Immobilier : la Wallonie protège à son tour et à sa façon les conjoints survivants

Après un parcours législatif houleux, le Parlement wallon a approuvé vendredi à l’unanimité une profonde réforme des droits de succession et de donation. Le projet de décret exonère de droits de succession la transmission du logement familial pour la part héritée jusqu’à 160000 euros, ce qui correspond à un bien estimé à 320000 euros lorsque les époux ou cohabitants légaux le détiennent à parts égales.

Mesure sociale et humaine

La mesure vise à permettre au conjoint survivant de continuer à vivre dans l’habitation familiale même s’il ne dispose pas des fonds nécessaires à assumer les droits de succession dus sur la part du défunt. La Région wallonne ne fait que suivre un mouvement initié par la Région flamande (2007) et la Région bruxelloise où cette mesure est entrée en vigueur le 1er janvier dernier. Mais alors que les deux autres régions ont opté pour une exonération totale des droits de succession sur la part héritée, la Région wallonne impose un plafond. L’approche est évidemment compréhensible politiquement, et des montants plus importants avaient été proposés, mais elle l’est moins sur le principe puisqu’elle impose le paiement de droits de succession dès que la part héritée dépasse 160000 euros de valeur estimée.

Justice de classes ?

Or, on le sait, si le législateur a pu se baser sur des statistiques des prix de vente pour définir ce plafond, les chiffres cachent des disparités profondes selon les villes de la Région wallonne.
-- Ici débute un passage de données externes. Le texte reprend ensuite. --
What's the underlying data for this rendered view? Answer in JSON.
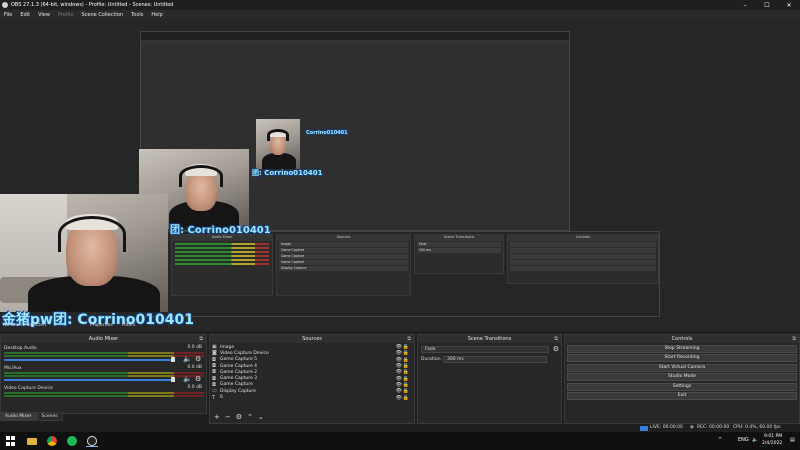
{
  "window": {
    "title": "OBS 27.1.3 (64-bit, windows) - Profile: Untitled - Scenes: Untitled",
    "controls": [
      "–",
      "☐",
      "✕"
    ]
  },
  "menu": [
    "File",
    "Edit",
    "View",
    "Profile",
    "Scene Collection",
    "Tools",
    "Help"
  ],
  "preview": {
    "overlay_text": "金猪pw团: Corrino010401",
    "overlay_text_small": "团: Corrino010401",
    "overlay_text_tiny": "Corrino010401",
    "no_source": "No source selected",
    "properties_label": "Properties",
    "filters_label": "Filters"
  },
  "audio_mixer": {
    "title": "Audio Mixer",
    "channels": [
      {
        "name": "Desktop Audio",
        "db": "0.0 dB"
      },
      {
        "name": "Mic/Aux",
        "db": "0.0 dB"
      },
      {
        "name": "Video Capture Device",
        "db": "0.0 dB"
      }
    ]
  },
  "dock_tabs": [
    "Audio Mixer",
    "Scenes"
  ],
  "sources": {
    "title": "Sources",
    "items": [
      {
        "label": "Image",
        "icon": "image-icon"
      },
      {
        "label": "Video Capture Device",
        "icon": "camera-icon"
      },
      {
        "label": "Game Capture 5",
        "icon": "gamepad-icon"
      },
      {
        "label": "Game Capture 4",
        "icon": "gamepad-icon"
      },
      {
        "label": "Game Capture 2",
        "icon": "gamepad-icon"
      },
      {
        "label": "Game Capture 3",
        "icon": "gamepad-icon"
      },
      {
        "label": "Game Capture",
        "icon": "gamepad-icon"
      },
      {
        "label": "Display Capture",
        "icon": "monitor-icon"
      },
      {
        "label": "6",
        "icon": "text-icon"
      }
    ]
  },
  "transitions": {
    "title": "Scene Transitions",
    "selected": "Fade",
    "duration_label": "Duration",
    "duration_value": "300 ms"
  },
  "controls": {
    "title": "Controls",
    "buttons": [
      "Stop Streaming",
      "Start Recording",
      "Start Virtual Camera",
      "Studio Mode",
      "Settings",
      "Exit"
    ]
  },
  "status": {
    "live": "LIVE: 00:00:00",
    "rec": "REC: 00:00:00",
    "cpu": "CPU: 0.4%, 60.00 fps"
  },
  "taskbar": {
    "lang": "ENG",
    "time": "9:01 PM",
    "date": "2/4/2022"
  },
  "colors": {
    "accent": "#3b7dd8",
    "live_indicator": "#3b7dd8",
    "overlay_text": "#9fe7ff"
  }
}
Et il n’est évidemment pas rare de voir des biens dépasser les 500000 euros. Et ce n’est pas la valeur du bien qui détermine automatiquement le niveau des ressources du conjoint survivant. On pourrait aussi reprocher à la mesure de ne viser que les couples mariés ou cohabitants légaux (ayant effectué une déclaration de cohabitation légale et domicilié à la même adresse que le défunt) et ne prévoit pas une possibilité d’assimilation du cohabitant de fait, alors que ce cas est prévu en Région flamande. Mais le cadre pourrait évoluer sous la prochaine législature. Retenons aussi pour les cohabitants légaux que la part du domicile « héritable » peut être modifiée en fonction des dispositions prises par le défunt (testament). S’il est bien héritier légal, le conjoint survivant ne bénéficie pas au titre de cohabitant légal d’une part dite « réservataire ». Les couples concernés auraient tout intérêt à s’informer plus amplement auprès de leur notaire pour pouvoir se préparer au mieux.

Taux réduits sur les donations

Quoi qu’il en soit, la mesure approuvée vendredi entrera en vigueur le mois qui suit sa publication au Moniteur belge. Et une autre disposition également introduite vendredi étend les taux réduits des droits de donation à tous les biens meubles, quels qu’ils soient (3,3 %, 5,5 % et 7,7 % selon le lien de parenté). Elle vise à inclure l’ensemble des titres mobiliers faisant partie de la succession, ici aussi selon les dispositions prises par le défunt.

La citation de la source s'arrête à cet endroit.